A sharp installation in which Bergs' large-scale accordion collage sits perfectly within the elongated display cases leading to the Edgewood College Gallery. Using found materials and "self-made" materials, Bergs creates ephemeral looking collage works that come from a careful awareness of her surroundings and from an appreciation of the beauty to be found in our everyday lives. Below is the artist's statement that accompanies this piece:
"This accordion fold book and accompanying stones are a further investigation into my interest in memory, visual perception and our experience of place. When I first looked at the display case, I immediately thought of a horizon line: a story and these related lines developed into a book project. A horizon line introduces the idea of landscape, memories of places and a sensate experience of place. Images of landscape are often idealized versions of reality that we accept as truth, never questioning how these images impact our perception of our own experience.

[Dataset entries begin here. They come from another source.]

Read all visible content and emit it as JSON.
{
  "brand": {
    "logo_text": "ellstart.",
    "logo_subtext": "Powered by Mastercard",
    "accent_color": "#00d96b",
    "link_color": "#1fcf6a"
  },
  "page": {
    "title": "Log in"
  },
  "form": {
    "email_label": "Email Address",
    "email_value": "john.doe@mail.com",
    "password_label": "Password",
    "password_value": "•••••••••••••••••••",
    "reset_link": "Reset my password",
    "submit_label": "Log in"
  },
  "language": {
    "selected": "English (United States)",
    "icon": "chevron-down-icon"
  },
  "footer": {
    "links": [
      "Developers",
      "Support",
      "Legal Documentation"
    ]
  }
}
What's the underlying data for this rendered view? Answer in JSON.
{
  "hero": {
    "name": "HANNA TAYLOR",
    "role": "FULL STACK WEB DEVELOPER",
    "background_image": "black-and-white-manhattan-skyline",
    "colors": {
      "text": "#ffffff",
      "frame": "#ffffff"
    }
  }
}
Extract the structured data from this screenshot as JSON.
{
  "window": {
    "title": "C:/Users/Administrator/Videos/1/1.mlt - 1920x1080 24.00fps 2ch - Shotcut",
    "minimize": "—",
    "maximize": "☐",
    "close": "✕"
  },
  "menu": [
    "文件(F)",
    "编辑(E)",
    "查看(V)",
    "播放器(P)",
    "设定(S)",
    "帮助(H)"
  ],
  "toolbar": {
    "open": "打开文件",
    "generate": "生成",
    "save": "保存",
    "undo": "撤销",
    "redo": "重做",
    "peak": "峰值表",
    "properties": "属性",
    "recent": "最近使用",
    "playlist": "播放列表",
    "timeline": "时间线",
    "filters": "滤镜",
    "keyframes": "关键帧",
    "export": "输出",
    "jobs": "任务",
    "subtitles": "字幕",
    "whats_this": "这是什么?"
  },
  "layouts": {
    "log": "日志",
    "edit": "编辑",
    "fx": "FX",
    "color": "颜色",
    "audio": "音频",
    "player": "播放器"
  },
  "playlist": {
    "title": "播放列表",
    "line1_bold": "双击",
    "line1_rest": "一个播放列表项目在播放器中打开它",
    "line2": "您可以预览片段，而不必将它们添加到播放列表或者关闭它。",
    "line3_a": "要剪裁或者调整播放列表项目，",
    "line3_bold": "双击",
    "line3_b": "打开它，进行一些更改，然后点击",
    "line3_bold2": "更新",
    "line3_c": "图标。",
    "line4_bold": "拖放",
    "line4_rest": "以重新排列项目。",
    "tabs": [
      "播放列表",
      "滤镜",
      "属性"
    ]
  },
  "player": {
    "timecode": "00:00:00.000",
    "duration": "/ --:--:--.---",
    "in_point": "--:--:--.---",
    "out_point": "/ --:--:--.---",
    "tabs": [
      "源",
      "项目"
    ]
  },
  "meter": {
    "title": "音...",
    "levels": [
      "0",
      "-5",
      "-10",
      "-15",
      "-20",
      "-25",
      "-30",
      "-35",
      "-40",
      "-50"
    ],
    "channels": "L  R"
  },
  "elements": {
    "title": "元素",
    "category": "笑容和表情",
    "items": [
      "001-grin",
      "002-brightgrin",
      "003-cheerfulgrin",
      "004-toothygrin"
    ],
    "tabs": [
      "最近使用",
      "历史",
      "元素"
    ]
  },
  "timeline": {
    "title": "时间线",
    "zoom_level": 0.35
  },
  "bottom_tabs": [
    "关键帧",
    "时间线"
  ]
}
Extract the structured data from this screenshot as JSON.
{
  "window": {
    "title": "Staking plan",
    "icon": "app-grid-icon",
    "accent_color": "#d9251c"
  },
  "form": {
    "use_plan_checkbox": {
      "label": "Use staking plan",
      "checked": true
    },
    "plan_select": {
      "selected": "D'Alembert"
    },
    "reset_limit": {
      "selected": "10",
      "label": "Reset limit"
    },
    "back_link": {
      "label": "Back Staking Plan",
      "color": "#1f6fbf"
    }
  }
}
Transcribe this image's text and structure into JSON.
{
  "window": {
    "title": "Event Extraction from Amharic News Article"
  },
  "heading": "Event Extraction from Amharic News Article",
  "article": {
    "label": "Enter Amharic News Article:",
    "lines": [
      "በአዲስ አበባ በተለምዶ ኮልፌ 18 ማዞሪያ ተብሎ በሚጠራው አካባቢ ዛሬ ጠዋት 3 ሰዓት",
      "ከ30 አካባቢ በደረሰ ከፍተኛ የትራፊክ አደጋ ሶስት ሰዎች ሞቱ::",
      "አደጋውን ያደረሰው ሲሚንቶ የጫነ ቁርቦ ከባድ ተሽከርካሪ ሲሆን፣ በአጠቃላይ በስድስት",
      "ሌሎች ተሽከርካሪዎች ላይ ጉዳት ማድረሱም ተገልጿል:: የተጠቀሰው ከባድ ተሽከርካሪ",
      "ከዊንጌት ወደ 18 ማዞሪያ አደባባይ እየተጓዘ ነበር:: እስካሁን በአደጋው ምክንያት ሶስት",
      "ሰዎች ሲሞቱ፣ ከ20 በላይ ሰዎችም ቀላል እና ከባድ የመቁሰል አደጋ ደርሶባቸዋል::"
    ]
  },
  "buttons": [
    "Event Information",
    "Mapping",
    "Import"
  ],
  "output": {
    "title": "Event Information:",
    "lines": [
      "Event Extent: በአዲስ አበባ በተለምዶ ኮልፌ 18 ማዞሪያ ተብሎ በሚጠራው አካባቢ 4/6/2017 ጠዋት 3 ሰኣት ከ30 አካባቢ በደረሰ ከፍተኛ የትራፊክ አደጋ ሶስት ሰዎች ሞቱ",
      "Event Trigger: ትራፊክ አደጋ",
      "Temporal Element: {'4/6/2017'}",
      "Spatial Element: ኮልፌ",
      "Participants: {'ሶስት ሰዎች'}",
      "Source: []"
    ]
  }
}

I am interested in creating situations where non-specific ideas merge, a place where two or more ideas come together to form a relationship, a possibility, a new association. My work explores the linguistic properties of materials and objects, and things that can function as language and be read by the viewer. I invite careful looking at forms and materials where spatial arrangement and changes in texture generate new meanings. I investigate the place where language and objects coincide."
A longtime resident of Minneapolis, Bergs now lives somewhere "in the middle" of Wisconsin with her husband at the edge of the village of Benton.